Le acque dei numerosissimi fiumi e canali (i vasi sanguigni) vengono sorvegliate giorno e notte da un poderoso sistema di sicurezza. Ma non è facile mantenere l’ordine in una nazione che ha molti miliardi di abitanti, e altrettanti nemici e clandestini.

Le comunicazioni avvengono attraverso una rete di sottili cavi elettrici, oppure tramite valigette (gli ormoni e molti altri tipi di molecole), che vengono liberate nei corsi d’acqua. Ogni valigetta possiede una serie di codici riservati solo al destinatario, che così è in grado di riconoscerla e prelevarla appena la “incrocia”.

Le valigette possono contenere segnali d’allarme lanciati dalle pattuglie che stanno perlustrando i vari distretti dell’organismo e hanno bisogno di rinforzi. Fra i primi ad accorrere sono, di norma, gli agenti del reparto Mangia-Nemici (i monociti). Grazie alle istruzioni contenute nelle valigette, identificano all’istante il luogo da cui è partito l’allarme ed entrano aprendo una breccia nelle pareti.

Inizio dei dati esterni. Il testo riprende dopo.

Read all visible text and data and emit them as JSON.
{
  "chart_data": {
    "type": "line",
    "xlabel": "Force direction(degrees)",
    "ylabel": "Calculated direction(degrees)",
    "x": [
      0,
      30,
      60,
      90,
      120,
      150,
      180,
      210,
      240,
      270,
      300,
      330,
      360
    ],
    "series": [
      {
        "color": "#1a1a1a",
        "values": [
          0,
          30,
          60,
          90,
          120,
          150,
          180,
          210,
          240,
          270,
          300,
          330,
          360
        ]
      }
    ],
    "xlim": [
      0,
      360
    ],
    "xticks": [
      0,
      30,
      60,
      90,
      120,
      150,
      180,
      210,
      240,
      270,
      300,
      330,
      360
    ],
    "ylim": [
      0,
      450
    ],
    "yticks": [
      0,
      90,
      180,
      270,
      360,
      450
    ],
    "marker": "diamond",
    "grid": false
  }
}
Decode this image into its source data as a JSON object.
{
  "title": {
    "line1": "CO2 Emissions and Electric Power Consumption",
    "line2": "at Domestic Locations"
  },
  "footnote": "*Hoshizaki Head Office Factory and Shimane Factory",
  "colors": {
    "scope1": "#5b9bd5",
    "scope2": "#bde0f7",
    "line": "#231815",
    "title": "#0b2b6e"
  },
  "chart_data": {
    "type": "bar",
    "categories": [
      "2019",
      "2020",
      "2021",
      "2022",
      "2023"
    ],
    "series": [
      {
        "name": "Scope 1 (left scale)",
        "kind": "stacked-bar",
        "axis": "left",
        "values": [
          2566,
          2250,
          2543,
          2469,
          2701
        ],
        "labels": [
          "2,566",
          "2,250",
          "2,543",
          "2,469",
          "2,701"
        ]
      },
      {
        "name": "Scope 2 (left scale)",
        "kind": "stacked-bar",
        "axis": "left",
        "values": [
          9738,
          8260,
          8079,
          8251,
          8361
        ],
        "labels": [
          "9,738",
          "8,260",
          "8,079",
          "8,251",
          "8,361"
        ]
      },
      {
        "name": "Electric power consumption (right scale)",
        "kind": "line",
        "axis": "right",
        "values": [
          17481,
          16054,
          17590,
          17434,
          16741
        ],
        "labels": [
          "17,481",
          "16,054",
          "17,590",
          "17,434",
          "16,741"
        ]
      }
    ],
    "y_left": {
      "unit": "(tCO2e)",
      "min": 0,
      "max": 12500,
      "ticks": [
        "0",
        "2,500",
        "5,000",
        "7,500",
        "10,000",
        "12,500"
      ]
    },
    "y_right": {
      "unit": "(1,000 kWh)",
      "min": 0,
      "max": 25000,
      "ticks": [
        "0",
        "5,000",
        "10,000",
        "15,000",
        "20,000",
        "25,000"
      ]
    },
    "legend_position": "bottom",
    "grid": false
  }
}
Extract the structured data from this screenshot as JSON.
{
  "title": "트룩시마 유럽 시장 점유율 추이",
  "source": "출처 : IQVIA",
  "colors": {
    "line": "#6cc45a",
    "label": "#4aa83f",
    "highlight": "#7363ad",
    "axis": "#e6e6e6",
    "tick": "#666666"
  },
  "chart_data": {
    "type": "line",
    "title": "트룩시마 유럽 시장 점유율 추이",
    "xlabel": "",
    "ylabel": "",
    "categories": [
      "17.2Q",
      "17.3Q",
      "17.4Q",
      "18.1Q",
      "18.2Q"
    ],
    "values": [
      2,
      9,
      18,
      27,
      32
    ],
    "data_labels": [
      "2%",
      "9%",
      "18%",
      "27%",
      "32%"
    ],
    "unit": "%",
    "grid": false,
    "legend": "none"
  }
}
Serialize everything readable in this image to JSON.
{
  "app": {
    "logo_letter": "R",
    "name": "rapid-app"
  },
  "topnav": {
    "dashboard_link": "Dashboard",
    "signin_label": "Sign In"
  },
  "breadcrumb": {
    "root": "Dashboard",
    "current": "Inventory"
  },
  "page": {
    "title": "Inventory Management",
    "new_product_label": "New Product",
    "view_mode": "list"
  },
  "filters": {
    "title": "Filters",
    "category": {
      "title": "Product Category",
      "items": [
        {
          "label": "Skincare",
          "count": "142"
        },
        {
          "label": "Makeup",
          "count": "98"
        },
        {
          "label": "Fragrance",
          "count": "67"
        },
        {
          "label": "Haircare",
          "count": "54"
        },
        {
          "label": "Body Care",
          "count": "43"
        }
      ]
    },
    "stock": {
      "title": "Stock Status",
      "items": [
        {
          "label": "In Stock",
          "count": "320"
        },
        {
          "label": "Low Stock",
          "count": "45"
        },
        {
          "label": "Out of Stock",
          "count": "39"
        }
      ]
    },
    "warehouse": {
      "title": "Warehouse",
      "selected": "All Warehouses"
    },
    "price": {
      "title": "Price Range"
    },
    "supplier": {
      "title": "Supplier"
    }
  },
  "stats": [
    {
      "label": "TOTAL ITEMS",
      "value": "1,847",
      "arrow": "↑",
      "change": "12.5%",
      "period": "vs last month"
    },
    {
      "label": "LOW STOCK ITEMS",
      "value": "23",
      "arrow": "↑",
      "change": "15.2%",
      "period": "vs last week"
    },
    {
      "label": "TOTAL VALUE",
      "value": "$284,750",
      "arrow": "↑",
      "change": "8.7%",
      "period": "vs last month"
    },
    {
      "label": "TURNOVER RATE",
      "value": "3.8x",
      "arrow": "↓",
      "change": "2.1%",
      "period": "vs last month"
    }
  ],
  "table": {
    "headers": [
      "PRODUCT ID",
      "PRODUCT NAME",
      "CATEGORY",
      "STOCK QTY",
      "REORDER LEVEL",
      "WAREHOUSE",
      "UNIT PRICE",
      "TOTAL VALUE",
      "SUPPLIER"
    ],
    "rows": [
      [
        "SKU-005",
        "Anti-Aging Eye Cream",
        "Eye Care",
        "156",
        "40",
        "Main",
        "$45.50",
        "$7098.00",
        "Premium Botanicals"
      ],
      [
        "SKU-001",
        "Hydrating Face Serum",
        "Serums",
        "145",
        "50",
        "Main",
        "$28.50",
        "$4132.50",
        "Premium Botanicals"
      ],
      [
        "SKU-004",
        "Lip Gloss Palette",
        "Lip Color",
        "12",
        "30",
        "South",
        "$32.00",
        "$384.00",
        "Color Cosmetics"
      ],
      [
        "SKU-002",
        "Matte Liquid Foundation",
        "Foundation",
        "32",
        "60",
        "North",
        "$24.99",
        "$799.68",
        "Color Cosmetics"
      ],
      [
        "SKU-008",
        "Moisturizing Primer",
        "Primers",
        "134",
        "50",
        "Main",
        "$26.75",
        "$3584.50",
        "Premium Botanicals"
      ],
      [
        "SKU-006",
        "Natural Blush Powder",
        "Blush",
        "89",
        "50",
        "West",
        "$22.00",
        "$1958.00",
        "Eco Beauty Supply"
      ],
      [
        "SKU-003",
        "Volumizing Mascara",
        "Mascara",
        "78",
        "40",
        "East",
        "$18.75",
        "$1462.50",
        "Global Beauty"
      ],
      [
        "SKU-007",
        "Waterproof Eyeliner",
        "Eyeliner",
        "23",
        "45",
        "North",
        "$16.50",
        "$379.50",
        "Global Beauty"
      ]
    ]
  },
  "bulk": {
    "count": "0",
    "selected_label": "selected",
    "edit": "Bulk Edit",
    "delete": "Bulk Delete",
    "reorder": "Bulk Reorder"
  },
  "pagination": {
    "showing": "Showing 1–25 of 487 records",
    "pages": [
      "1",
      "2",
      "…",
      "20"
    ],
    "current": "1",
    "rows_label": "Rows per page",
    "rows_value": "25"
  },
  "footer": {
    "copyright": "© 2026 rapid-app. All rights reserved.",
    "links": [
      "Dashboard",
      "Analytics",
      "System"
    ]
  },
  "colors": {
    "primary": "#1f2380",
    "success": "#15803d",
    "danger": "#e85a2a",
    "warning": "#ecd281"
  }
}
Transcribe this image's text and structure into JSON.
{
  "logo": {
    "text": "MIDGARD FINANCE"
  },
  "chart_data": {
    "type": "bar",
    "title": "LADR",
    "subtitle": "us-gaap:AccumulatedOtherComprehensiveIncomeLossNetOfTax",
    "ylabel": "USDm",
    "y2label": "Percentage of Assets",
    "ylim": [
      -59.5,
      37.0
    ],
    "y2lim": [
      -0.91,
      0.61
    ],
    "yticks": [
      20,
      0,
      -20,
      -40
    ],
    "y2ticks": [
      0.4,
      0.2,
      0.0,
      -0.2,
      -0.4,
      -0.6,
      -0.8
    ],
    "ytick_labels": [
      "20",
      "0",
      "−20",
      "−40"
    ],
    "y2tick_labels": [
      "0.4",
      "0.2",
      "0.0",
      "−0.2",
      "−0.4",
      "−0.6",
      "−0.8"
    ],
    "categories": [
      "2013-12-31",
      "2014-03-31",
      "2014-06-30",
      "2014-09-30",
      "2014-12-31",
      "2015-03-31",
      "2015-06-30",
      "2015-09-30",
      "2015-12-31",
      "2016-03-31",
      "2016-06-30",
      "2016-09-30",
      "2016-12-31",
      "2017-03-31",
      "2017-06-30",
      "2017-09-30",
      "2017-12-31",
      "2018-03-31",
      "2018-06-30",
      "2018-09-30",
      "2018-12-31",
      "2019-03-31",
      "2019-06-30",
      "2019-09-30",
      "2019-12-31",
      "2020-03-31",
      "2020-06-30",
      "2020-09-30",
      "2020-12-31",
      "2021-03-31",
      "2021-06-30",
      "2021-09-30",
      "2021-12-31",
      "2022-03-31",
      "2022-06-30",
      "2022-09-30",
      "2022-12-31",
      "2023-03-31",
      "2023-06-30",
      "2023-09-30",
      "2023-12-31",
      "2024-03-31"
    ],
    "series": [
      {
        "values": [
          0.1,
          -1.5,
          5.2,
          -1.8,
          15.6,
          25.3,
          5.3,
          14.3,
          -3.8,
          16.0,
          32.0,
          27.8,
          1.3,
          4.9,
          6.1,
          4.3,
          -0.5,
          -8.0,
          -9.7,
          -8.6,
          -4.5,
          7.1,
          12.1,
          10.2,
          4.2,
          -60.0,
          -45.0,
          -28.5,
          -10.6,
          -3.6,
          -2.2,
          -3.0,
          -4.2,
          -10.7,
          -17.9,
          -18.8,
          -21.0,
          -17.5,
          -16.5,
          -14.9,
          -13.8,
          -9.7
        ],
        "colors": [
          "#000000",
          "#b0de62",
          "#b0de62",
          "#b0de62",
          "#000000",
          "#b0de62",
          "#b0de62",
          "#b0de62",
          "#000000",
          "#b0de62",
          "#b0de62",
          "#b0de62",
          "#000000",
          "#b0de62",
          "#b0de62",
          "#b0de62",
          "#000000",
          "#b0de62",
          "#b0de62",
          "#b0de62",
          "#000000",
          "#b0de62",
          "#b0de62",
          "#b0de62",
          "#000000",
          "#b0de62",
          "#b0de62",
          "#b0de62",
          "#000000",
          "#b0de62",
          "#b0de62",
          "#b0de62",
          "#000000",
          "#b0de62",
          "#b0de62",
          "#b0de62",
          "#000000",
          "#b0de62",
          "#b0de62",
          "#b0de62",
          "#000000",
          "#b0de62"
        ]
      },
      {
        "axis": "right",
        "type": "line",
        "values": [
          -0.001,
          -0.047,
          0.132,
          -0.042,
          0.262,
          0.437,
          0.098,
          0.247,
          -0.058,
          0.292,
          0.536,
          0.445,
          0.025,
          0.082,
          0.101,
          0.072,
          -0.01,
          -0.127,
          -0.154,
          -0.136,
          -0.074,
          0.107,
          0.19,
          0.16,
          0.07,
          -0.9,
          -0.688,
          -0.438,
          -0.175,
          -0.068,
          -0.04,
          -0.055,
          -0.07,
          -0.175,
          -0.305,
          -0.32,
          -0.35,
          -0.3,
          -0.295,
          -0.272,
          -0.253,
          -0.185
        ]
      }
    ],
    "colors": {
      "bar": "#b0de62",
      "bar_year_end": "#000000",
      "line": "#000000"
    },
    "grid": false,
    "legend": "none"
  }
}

Quando si trovano davanti ai nemici, i monociti si trasformano, accentuando la loro aggressività e la loro potenza. Diventano, così, agenti Grande-Bocca (i macrofagi). Come in un film di fantascienza, dal loro corpo spuntano prolungamenti che permettono di avvolgere gli avversari e catturarli rapidamente, dopo avere controllato i passaporti.

I nemici vengono inghiottiti, letteralmente, e chiusi in una capsula, all’interno del corpo degli agenti: una sorta di “camera della morte”. A questo punto scatta la loro uccisione, tramite liquidi corrosivi e digestivi, che li sciolgono.